Oh, il y a bien tout un tas de bénévoles qui s'y donnent corps et âme, des associations voient le jour et perdurent, mais elles sont ultra-minoritaires. Tu pointes du doigt le problème: les parents sont la plupart du temps tous seuls. Pourquoi? Et bien arce que la société rejette les handicapés de son monde de "bien portants". Aujourd'hui, le handicapé n'a pas le droit de cité chez nous. Et ce n'est pas les superbes espaces privés qu'on lui donne (passerelle pour l'accès au cinéma, squattée par les skaters, toilettes aménagées, ...) qui lui offriront la possibilité de se sentir intégré et aimé en tant que personne. Vous avez déjà essayé d'emmener un handicapé moteur au cinéma? déjà lorsqu'on achète sa place, il est considéré comme une source de problèmes (il va falloir lui ouvrir et dégager l'accès, il va falloir le mettre au 1er rang pour éviter les escaliers, qui sait s'il ne va pas faire des saletés, etc.), alors évidemment, à sa place, j'aurais vraiment l'impression d'être accueilli et estimé!

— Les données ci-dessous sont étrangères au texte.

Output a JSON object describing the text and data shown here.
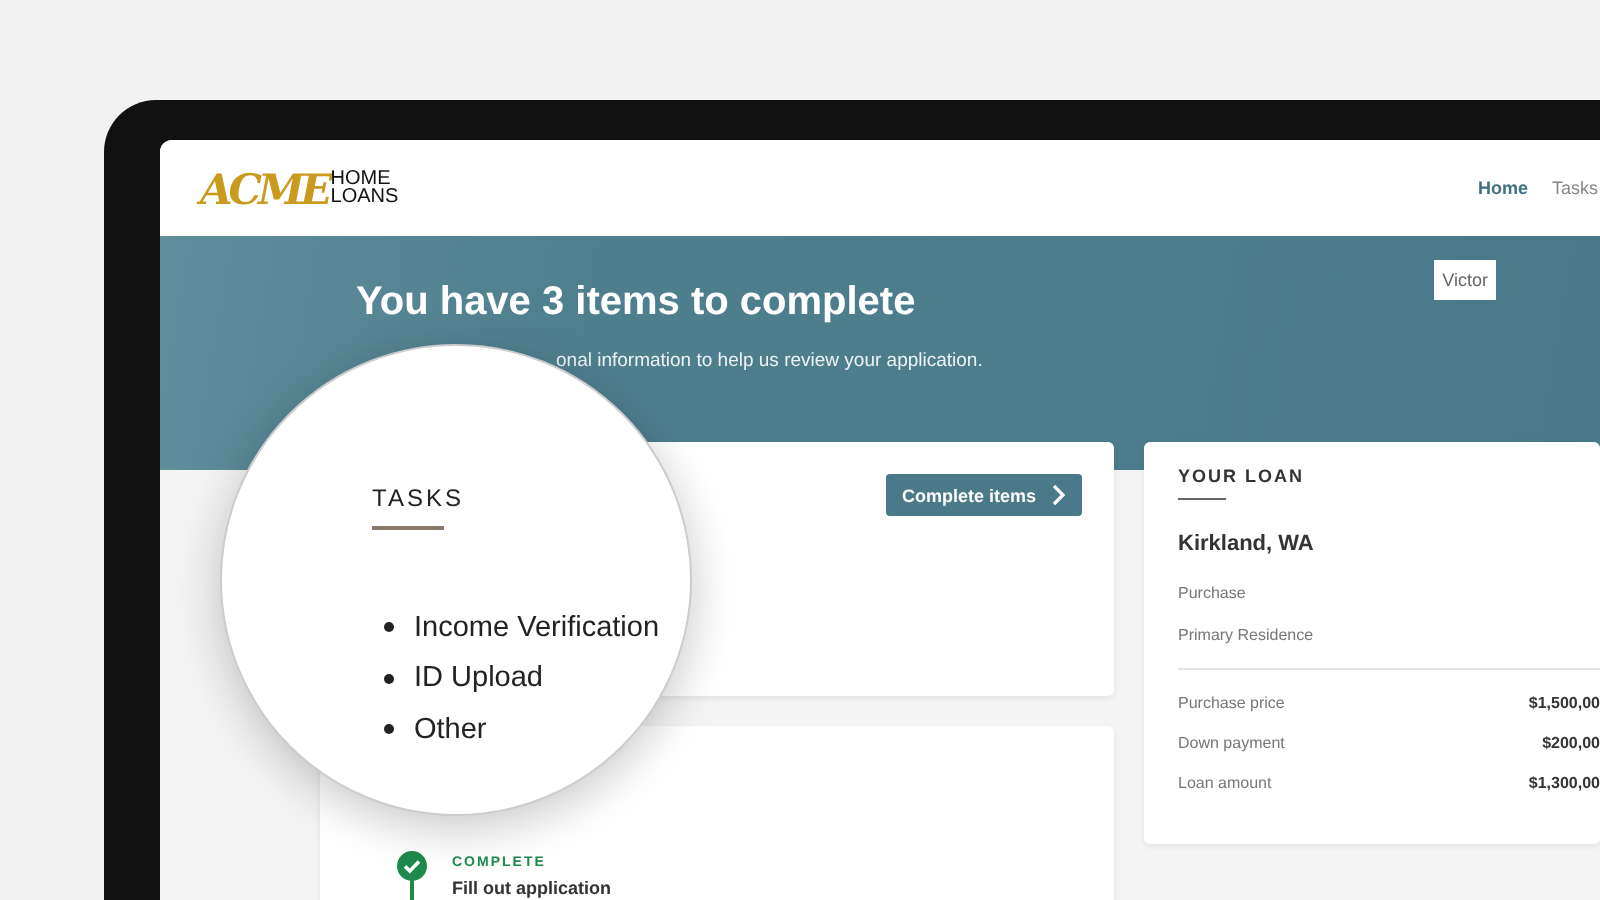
{
  "logo": {
    "mark": "ACME",
    "line_1": "HOME",
    "line_2": "LOANS"
  },
  "nav": [
    {
      "label": "Home",
      "selected": true
    },
    {
      "label": "Tasks",
      "selected": false
    }
  ],
  "user_button": "Victor",
  "banner": {
    "title": "You have 3 items to complete",
    "subtitle": "onal information to help us review your application."
  },
  "tasks_card": {
    "title": "TASKS",
    "button": "Complete items",
    "items": [
      "Income Verification",
      "ID Upload",
      "Other"
    ]
  },
  "timeline": [
    {
      "status": "COMPLETE",
      "label": "Fill out application",
      "complete": true
    }
  ],
  "loan_card": {
    "title": "YOUR LOAN",
    "location": "Kirkland, WA",
    "details": [
      "Purchase",
      "Primary Residence"
    ],
    "rows": [
      {
        "label": "Purchase price",
        "value": "$1,500,00"
      },
      {
        "label": "Down payment",
        "value": "$200,00"
      },
      {
        "label": "Loan amount",
        "value": "$1,300,00"
      }
    ]
  }
}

Corail a écrit:Je trouve que c'est difficile de porter un jugement, de se mettre "à la place de", parce que justement, on ne sera pas à leur place.
Pour témoignage, j'avais une collègue qui a choisi de mettre au monde un enfant, qu'elle savait être trisomique.
Ce n'était pas une trisomie 21 (celle qui présente le moins de handicap)
mais une trisomie 18, ou 13... (je ne sais plus) entrainant de graves malformations, et une mortalité in-utéro (pour la 13) ou dans l'année qui suit la naissance (pour la 18)
Ce bébé est décédé à la naissance...
Et la perte d'un enfant, c'est terrible, pour les parents, la fratrie... même si l'enfant est porteur d'un lourd handicap.
Je ne me mets pas à la place des parents. Chaque père, chaque mère, fait face avec ses moyens à ses propres responsabilités. J'approuve ou non le choix fait mais chacun à sa liberté de conscience et donc sa liberté d'agir. Il n'est pas question de remettre en cause la liberté de chacun. Ma question, c'est: quel est le regard que nous portons actuellement sur la personne handicapée? En tant qu'individu, en tant que société? Et il me semble que tel un noir du XVIème siècle ou un juif de 1940, ou un rom de maintenant, la réponse est: "untermenschen". Ils valent moins que des hommes (et pour machin-truc, je prends ton point Godwin avec plaisir si tu arrives à me montrer en quoi les situations sont différentes. Sinon, tu peux envoyer ta belles illustration à l'ONU, ça leur fera plaisir de retravailler leurs définitions).
Quant à ta collègue, je ne connais pas l'histoire, mais je suppose que si elle avait arrêté sa grossesse plus tôt, le traumatisme psychologique et la culpabilité n'auraient pas été moins grands. Même en cas de perte in utero, vu ce que tu en dis, je pense qu'elle aurait été frappée de perdre "son" enfant.
Par contre, ta dernière phrase me remonte le moral: même handicapé (le même est assez réducteur, mais on s'en contente) lourdement, pour ses parents, un enfant reste un enfant. Et quelle soit sa tête ou la taille de son cerveau, il reste la conséquence d'un moment d'amour (dans la majorité des cas, j'espère) et de plaisir (idem) entre les 2! Imagine donc quand, ces parents qui aiment ce petit handicapé et n'y voient rien d'autre que "leur" enfant, voient le regard des autres se poser sur lui, entendent les paroles qui se disent, comprennent qu'ils sont seuls à croire en ce petit bout de chaire qui crie. Certains sont même insultés pour avoir laisser vivre "ça".
Quel regard avons nous chacun sur ces êtres plus faibles, plus limités? Celui d'un conquérant, d'un être "supérieur", ou d'un égal?
Merci en tout cas à ceux qui ont donné leur avis, même différent du mien. Il est toujours courageux d'exprimer et d'assumer ses idées, sans se cacher et sans se mentir. C'est une lucidité que j'aimerai avoir en permanence.